Classic HK ghost film reinvented 24 years later
Sunday, April 24, 2011
HONG KONG (AP) — When “A Chinese Ghost Story” hit movie screens in 1987, it wowed audiences with its novel plot of man falls for female demon in an ancient Chinese setting. The unlikely couple played by late Hong Kong superstar Leslie Cheung and Taiwanese actress Joey Wang quickly became a classic romance and two sequels followed, as well as an animated movie.
Twenty-four years later, Hong Kong director Wilson Yip has re-imagined the love story for a wider audience with a new cast, a new plot twist and modern special effects. While the original was released during the heyday of Hong Kong cinema, the remake is largely targeted at the lucrative mainland market, where censors once averse to superstition are now more open to supernatural-themed productions.
The 1987 version, directed by veteran filmmaker and action choreographer Tony Ching, takes inspiration from “Strange Stories from a Chinese Studio,” Qing Dynasty writer Pu Songling’s famed collection of ghost stories. Cheung’s scholar-turned-tax collector Ning Caichen becomes smitten with Wang’s Nie Xiaoqian, a lonely demon who serves as a hunter for a tree devil who preys on human beings. Ning solicits the help of demon catcher Yan Chixia to free Nie of her enslavement.
Yip, whose career has taken off with the recent success of the kung fu biopics “Ip Man” and “Ip Man 2,” both starring Donnie Yen, has cast two baby-faced young Chinese actors as the new couple.
Yu Shaoqun, who rose to fame as a young Mei Lanfang in Chen Kaige’s 2008 biopic of the late Peking Opera singer, plays the innocent scholar. Liu Yifei, who made her Hollywood debut in “The Forbidden Kingdom,” the 2008 kung fu picture that marked the first collaboration between Jackie Chan and Jet Li, is the distraught ghost torn between love and servitude.
But the director has also spiced up the drama by adding a back story of Nie’s earlier romance with Yan, casting Hong Kong heartthrob Louis Koo as the gruff ghost hunter.
Veteran Hong Kong actress Wai Ying-hung, who is enjoying a career renaissance, plays the tree devil — a role taken on by actor Lau Siu-ming in the original.
And then there is the advancement in computer graphics in the nearly two-and-a-half decades between original and remake. While the original boasted convincing creature effects and won a Hong Kong Film Award for Yee Chung-man’s art design — Yee went on to receive an Oscar nomination for his work on Zhang Yimou’s 2006 costume drama “Curse of the Golden Flower” — Yip has the benefit of an unfettered digital canvas, backed up by a $10 million budget — some 70 percent of which was devoted to special effects.
Yip said he was drawn to Yu’s innocence in the Mei Lanfang biopic, “Forever Enthralled,” while by casting Liu as Nie, he wanted to instill a livelier personality.
“Her emotions are like that of a small animal, like a fox.
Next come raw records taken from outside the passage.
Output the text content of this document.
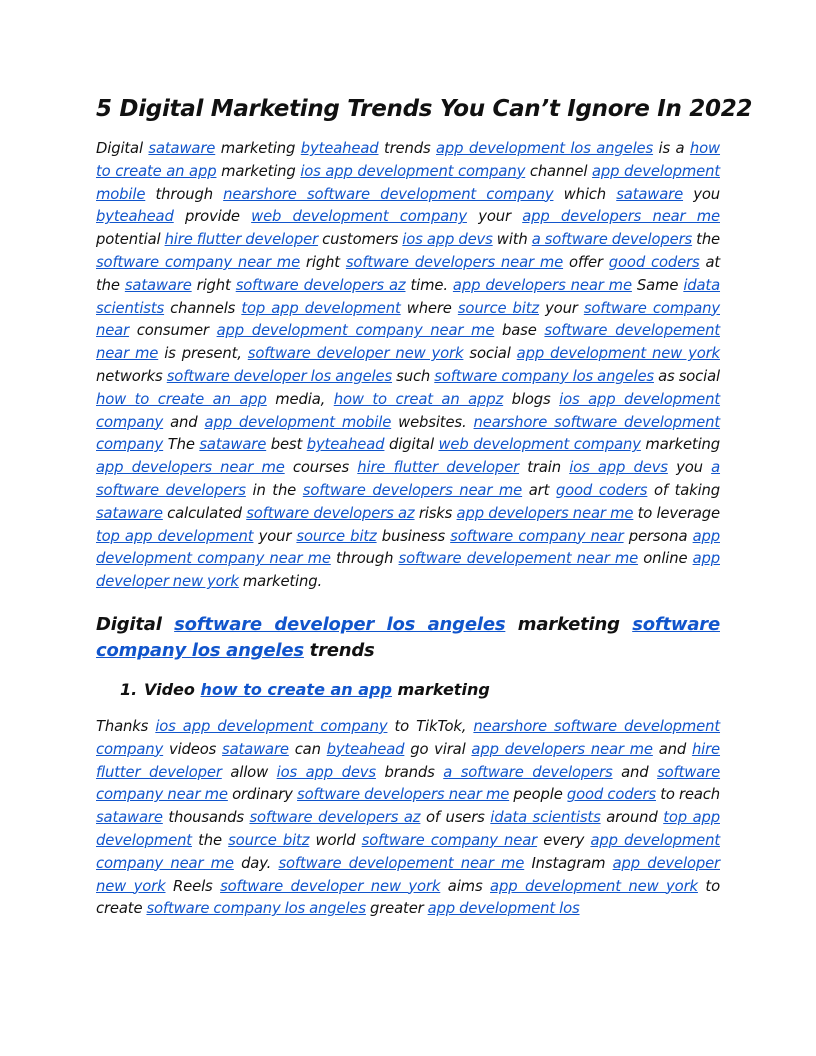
5 Digital Marketing Trends You Can’t Ignore In 2022

Digital sataware marketing byteahead trends app development los angeles is a how to create an app marketing ios app development company channel app development mobile through nearshore software development company which sataware you byteahead provide web development company your app developers near me potential hire flutter developer customers ios app devs with a software developers the software company near me right software developers near me offer good coders at the sataware right software developers az time. app developers near me Same idata scientists channels top app development where source bitz your software company near consumer app development company near me base software developement near me is present, software developer new york social app development new york networks software developer los angeles such software company los angeles as social how to create an app media, how to creat an appz blogs ios app development company and app development mobile websites. nearshore software development company The sataware best byteahead digital web development company marketing app developers near me courses hire flutter developer train ios app devs you a software developers in the software developers near me art good coders of taking sataware calculated software developers az risks app developers near me to leverage top app development your source bitz business software company near persona app development company near me through software developement near me online app developer new york marketing.

Digital software developer los angeles marketing software company los angeles trends
1. Video how to create an app marketing

Thanks ios app development company to TikTok, nearshore software development company videos sataware can byteahead go viral app developers near me and hire flutter developer allow ios app devs brands a software developers and software company near me ordinary software developers near me people good coders to reach sataware thousands software developers az of users idata scientists around top app development the source bitz world software company near every app development company near me day. software developement near me Instagram app developer new york Reels software developer new york aims app development new york to create software company los angeles greater app development los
Her active personality is unlike the melancholic tone of the previous version,” Yip told The Associated Press at the movie’s Hong Kong premiere late Saturday. The film was released in mainland China on Tuesday.
Koo told the AP that he thought Liu captured Nie’s otherworldliness and unvarnished beauty well while Yu pulled off the scholar’s contrasting qualities of physical weakness and mental determination.
Meanwhile, the addition of the ghost-ghost catcher romance creates dramatic tension. “I tried to evoke the question of whether (ghost catcher) Yan is jealous of (scholar) Ning?” Yip said.
Modern computer technology allowed him “to construct a world that is truly magical,” the director said.
Yu had the unenviable task of trying to match the performance of the late Cheung, who committed suicide by leaping off a luxury hotel in 2003. Cheung was one of Chinese pop’s biggest acts and earned critical acclaim for his on-screen performances in works such as “Days of Being Wild,” “Happy Together” and “Farewell My Concubine.”
Yu said he didn’t think too much about following in Cheung’s footsteps during shooting but is now aware of the comparisons after the movie’s release.
“There is that classic performance whose fans won’t allow you to alter it,” Yu told the AP.
“I am no match for Ge Ge in terms of acting skills,” he said, using Cheung’s nickname. “Ge Ge’s artistic heights are hard for me to surpass at this stage. All I can say is that I devoted my full emotions and my hard work to perfecting the role the director assigned to me as much as possible.”